Gas Price Average Up 6 Cents; Memorial Day Pump Prices Cheapest Since 2003


The statewide gas price average in Texas is $1.60 for a gallon of regular unleaded fuel, according to the AAA Texas Weekend Gas Watch. That price is six cents more than on this day last week and 97 cents less per gallon compared to this day last year. Of the major metropolitan areas surveyed in Texas, drivers in Midland are paying the most on average at $1.76 while drivers in Tyler are paying the least at $1.48 per gallon. The national average price for a gallon of regular unleaded is $1.93, which is six cents more compared to this day last week and 91 cents less than the price per gallon at this same time last year.

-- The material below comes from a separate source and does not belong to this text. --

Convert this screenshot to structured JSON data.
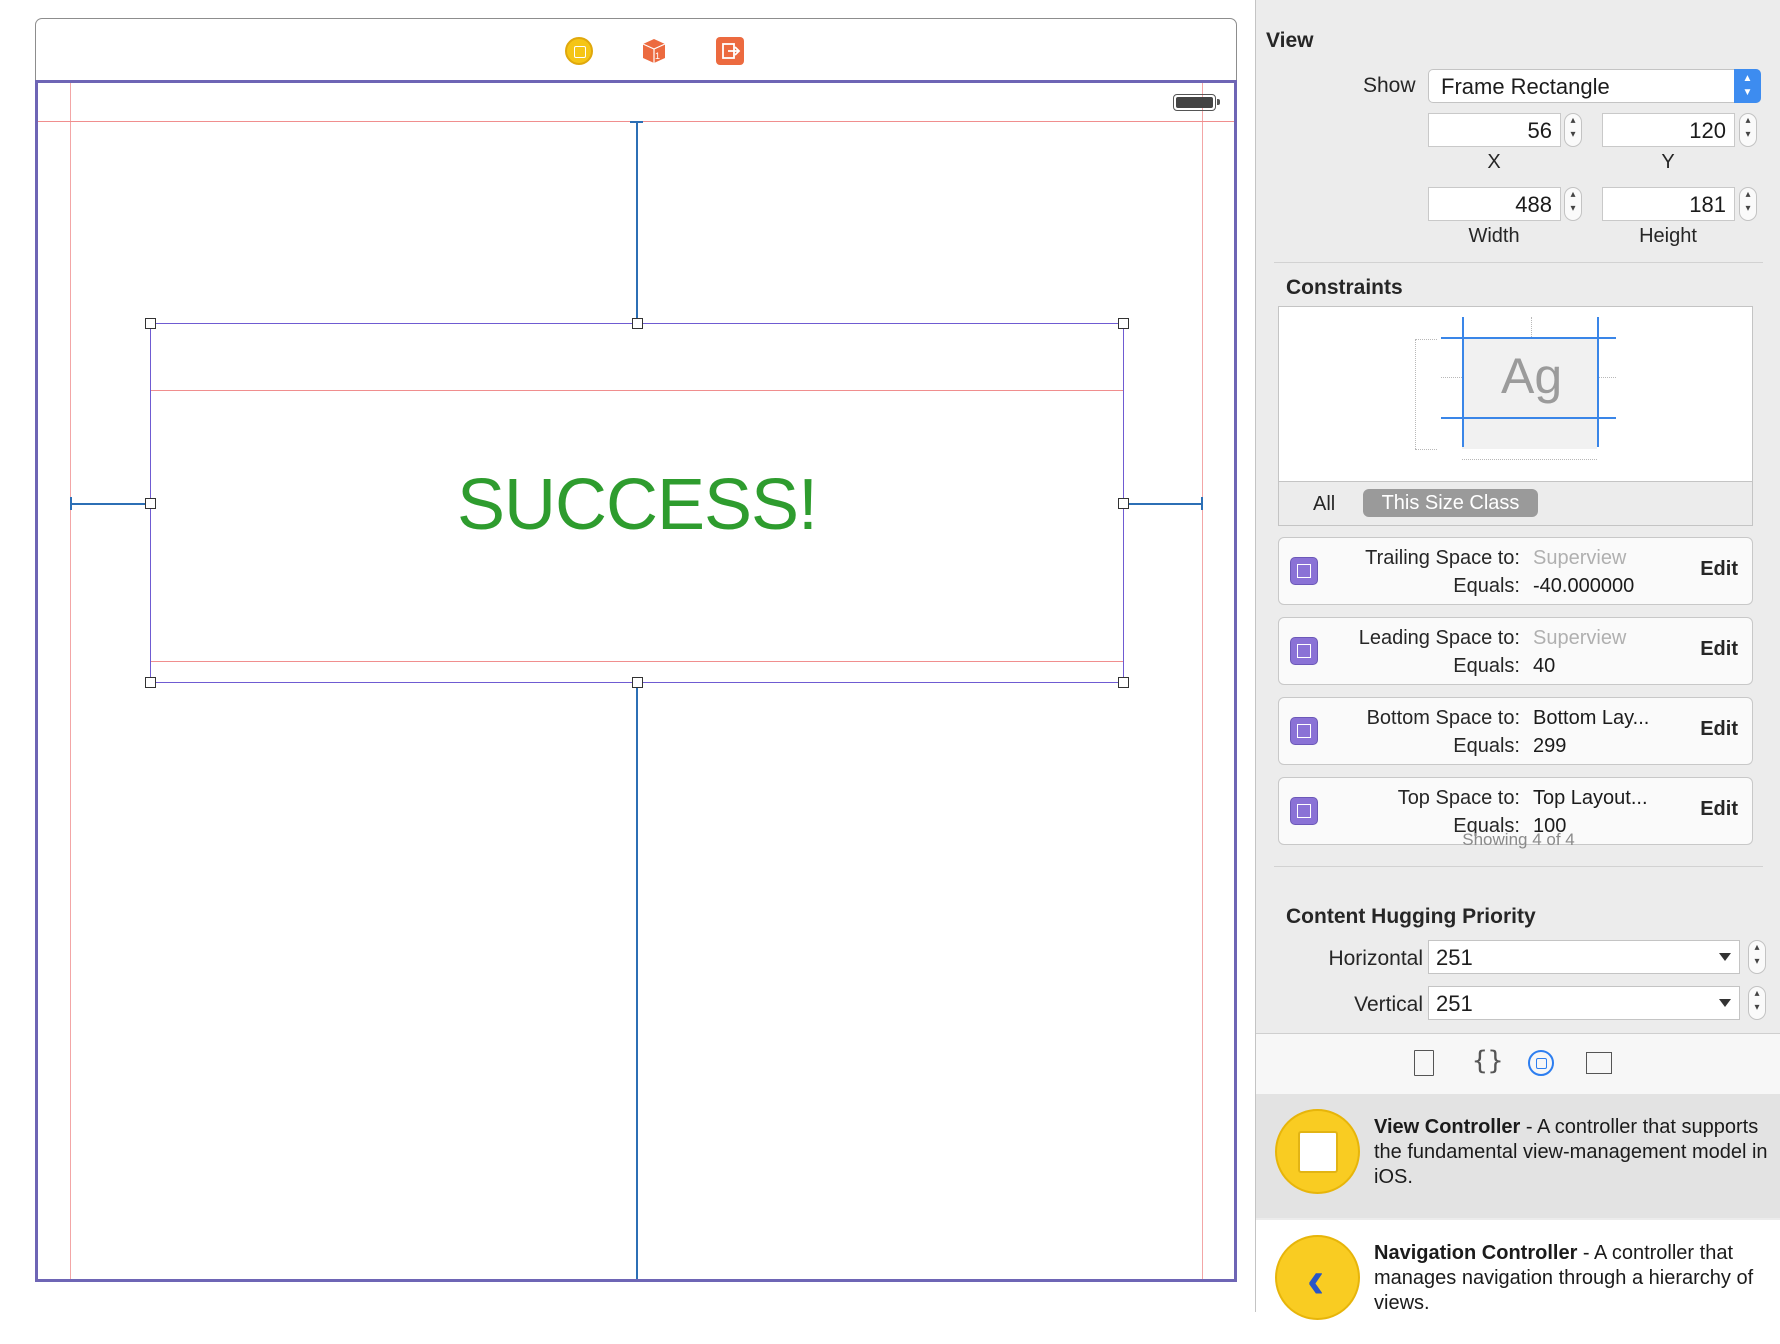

As the Memorial Day Holiday weekend approaches, gas prices are on the rise, however, historical AAA gas price data shows drivers are filling up with the cheapest gas for this holiday weekend in almost two decades. The statewide average on Memorial Day in 2003 was $1.39 for a gallon of regular unleaded. This price drop to multi-year lows is due to the COVID-19 pandemic’s impact on gasoline and crude oil demand as many continue to stay home. Because of this, for the first time in 20 years, AAA will not issue a Memorial Day travel forecast due to COVID-19 impacts on the underlying economic data used to create the forecast.

“Even with a holiday weekend just ahead, COVID-19 continues to create demand destruction around the state and country,” said AAA Texas spokesperson Daniel Armbruster. “Drivers can expect pump prices to push slightly higher in the days ahead due to rising gasoline demand as some states are lifting stay-at-home restrictions and crude oil prices increase.”

This week, the Environmental Protection Agency’s waiver on the sale of winter-blend gasoline will come to an end. Stations will switch over to summer-blend gasoline, which has a lower Reid Vapor Pressure to prevent excessive evaporation when outside temperatures rise. Reducing the volatility of summer gas decreases emissions that contribute to unhealthy ozone and smog levels. Typically, the switchover to summer-blend can cause gas prices to spike during the summer driving season, but that will likely not be the case this year due to the impact of COVID-19 on demand and crude oil prices.